Tuesday, 31 January 2012

Head, Shoulders, Knees, and Government-Grade 4/5

This post is courtesy of Grade 4/5 teacher Kent Percevault

To help students prepare for an assessment on the services the 3 levels of government provide, students worked together in groups of 3 to write songs to the tune of "Head and shoulders, knees, and toes..." with only with one level of government as the focus; e.g.,  fireman, police, and library...municipal, municipal, etc.  They needed to include actions for everything in their songs (pretty funny, especially sewer and water actions!).  They did a great job on these, had a lot of fun with it.  Engagement was high, presentations had accurate information and enthusiastic participants!  This was after doing a tableau activity where they had to demonstrate a government service in their group for the class.  Again they did very well with the activity.

So did these fun engaging activities help them learn the content?  The assessment was a cut and paste quiz where they were given 20 different government services to cut up on one sheet of paper and a 3 column chart on another paper.  They had to glue the service in the correct level of government column.  I spoke with the class after the assessment about what they thought of the cut and paste quiz format.  The response was unanimously positive. 

Some of the things they said were: "Didn't have to put all my energy into remembering the big list, could think about where it belonged"; "Didn't have to do a lot of writing, makes my hand hurt, don't like to write that much" (which might lead to reluctance to complete and maybe not a true assessment of what they know);  "Could move them around in my hands before gluing to think about where they went, change my mind." 
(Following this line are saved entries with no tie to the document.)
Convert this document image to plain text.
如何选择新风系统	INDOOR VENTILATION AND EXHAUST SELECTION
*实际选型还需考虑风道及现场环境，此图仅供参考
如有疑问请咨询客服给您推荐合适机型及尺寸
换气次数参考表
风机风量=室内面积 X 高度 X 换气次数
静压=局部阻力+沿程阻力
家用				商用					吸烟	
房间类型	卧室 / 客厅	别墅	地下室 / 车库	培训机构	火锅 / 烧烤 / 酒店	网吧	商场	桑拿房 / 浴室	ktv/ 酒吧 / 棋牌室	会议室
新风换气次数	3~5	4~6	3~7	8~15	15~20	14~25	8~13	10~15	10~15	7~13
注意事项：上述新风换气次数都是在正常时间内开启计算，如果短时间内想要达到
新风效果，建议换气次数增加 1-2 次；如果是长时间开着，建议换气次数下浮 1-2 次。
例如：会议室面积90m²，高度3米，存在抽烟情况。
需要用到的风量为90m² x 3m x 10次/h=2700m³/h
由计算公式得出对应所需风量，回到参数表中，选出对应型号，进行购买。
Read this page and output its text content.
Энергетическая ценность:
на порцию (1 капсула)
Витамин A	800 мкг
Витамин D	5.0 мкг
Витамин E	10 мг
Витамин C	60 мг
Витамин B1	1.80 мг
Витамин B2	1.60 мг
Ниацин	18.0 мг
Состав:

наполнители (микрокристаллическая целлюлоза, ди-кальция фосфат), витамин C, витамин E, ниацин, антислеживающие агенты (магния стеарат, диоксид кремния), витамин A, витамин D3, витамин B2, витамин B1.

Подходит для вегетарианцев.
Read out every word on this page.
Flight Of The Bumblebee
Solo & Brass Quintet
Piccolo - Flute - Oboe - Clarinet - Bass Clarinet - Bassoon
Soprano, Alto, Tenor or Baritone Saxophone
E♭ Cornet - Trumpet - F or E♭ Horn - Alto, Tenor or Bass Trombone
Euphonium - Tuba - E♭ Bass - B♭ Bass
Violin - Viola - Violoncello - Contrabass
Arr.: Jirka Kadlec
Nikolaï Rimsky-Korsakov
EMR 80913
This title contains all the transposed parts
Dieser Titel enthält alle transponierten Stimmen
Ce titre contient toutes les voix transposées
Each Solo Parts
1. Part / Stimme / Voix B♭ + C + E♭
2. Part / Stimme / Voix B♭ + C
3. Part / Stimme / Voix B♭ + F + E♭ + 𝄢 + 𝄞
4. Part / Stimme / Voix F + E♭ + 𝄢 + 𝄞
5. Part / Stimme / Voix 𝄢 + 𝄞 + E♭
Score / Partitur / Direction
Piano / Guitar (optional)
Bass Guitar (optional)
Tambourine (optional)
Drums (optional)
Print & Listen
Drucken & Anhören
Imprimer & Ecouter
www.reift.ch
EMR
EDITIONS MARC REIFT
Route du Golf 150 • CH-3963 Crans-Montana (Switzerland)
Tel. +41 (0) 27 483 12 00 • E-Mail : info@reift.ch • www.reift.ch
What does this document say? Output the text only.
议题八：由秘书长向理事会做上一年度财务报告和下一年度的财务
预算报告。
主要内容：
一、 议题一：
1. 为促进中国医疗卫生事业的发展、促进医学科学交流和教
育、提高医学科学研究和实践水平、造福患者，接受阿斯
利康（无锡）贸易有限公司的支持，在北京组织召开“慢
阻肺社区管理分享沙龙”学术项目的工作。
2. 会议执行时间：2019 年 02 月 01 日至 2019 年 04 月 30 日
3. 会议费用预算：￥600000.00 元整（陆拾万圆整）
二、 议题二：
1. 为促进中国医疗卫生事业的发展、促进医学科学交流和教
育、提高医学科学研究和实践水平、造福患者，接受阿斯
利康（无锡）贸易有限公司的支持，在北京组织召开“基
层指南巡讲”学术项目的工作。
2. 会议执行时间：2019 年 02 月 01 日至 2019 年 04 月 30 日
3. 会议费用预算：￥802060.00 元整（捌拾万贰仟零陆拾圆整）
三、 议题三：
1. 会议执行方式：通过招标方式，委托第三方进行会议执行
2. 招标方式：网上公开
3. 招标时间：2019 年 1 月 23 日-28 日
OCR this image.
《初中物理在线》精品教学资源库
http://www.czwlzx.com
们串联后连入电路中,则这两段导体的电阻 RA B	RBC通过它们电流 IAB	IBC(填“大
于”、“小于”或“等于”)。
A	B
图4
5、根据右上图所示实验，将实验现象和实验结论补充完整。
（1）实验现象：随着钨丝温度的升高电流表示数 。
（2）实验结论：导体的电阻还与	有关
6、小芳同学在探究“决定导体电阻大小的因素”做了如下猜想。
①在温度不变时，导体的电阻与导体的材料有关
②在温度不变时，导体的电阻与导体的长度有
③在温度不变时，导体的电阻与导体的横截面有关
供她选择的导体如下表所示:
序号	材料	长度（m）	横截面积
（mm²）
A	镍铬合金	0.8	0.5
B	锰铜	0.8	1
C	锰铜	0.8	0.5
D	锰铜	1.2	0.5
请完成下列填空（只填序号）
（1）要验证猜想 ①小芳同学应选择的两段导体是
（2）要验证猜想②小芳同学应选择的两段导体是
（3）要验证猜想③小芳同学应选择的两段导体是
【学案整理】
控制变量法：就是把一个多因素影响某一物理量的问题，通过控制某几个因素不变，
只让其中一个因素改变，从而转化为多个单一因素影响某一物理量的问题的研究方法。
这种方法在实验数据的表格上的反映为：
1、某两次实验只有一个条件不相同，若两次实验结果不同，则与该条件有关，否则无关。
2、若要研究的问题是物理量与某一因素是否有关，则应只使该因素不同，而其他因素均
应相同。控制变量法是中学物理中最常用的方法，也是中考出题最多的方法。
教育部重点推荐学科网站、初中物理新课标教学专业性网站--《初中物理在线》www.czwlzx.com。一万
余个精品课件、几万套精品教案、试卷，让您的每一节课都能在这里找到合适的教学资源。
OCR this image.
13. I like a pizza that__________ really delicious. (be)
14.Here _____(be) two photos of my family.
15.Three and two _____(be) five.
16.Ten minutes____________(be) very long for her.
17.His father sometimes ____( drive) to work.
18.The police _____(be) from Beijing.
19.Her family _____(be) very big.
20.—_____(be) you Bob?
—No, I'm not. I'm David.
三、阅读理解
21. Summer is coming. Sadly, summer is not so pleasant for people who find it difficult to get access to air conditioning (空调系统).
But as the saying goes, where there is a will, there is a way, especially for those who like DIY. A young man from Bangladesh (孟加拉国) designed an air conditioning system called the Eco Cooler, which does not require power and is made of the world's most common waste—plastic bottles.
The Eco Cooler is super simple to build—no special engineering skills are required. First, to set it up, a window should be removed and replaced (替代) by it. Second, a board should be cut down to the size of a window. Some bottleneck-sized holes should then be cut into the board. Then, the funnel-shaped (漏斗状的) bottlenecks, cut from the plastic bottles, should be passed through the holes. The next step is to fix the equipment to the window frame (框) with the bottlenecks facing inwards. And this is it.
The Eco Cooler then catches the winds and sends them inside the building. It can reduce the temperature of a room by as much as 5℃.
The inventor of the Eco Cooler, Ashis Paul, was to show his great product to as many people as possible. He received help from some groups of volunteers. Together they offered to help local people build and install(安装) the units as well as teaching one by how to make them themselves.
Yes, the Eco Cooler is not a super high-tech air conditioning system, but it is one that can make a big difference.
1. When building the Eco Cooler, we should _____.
These comments make me think that we probably got a more accurate measurement of what the students actually knew by removing the writing/memory barriers and increasing the tactile methods for some of our students who respond better to this learning style.
Overall the marks were good.  A few students were not very successful, they were students who often have difficulty academically.  So now to figure out why?  Is it a reading barrier?  This is my suspicion, when these students see a fair bit of text they need to extract meaning from they often "shut down" as they struggle with their reading.  So I think I will re-test them orally to find out if their knowledge is better represented if it is read to them first one item at a time then they decide which level of government the service described belongs in.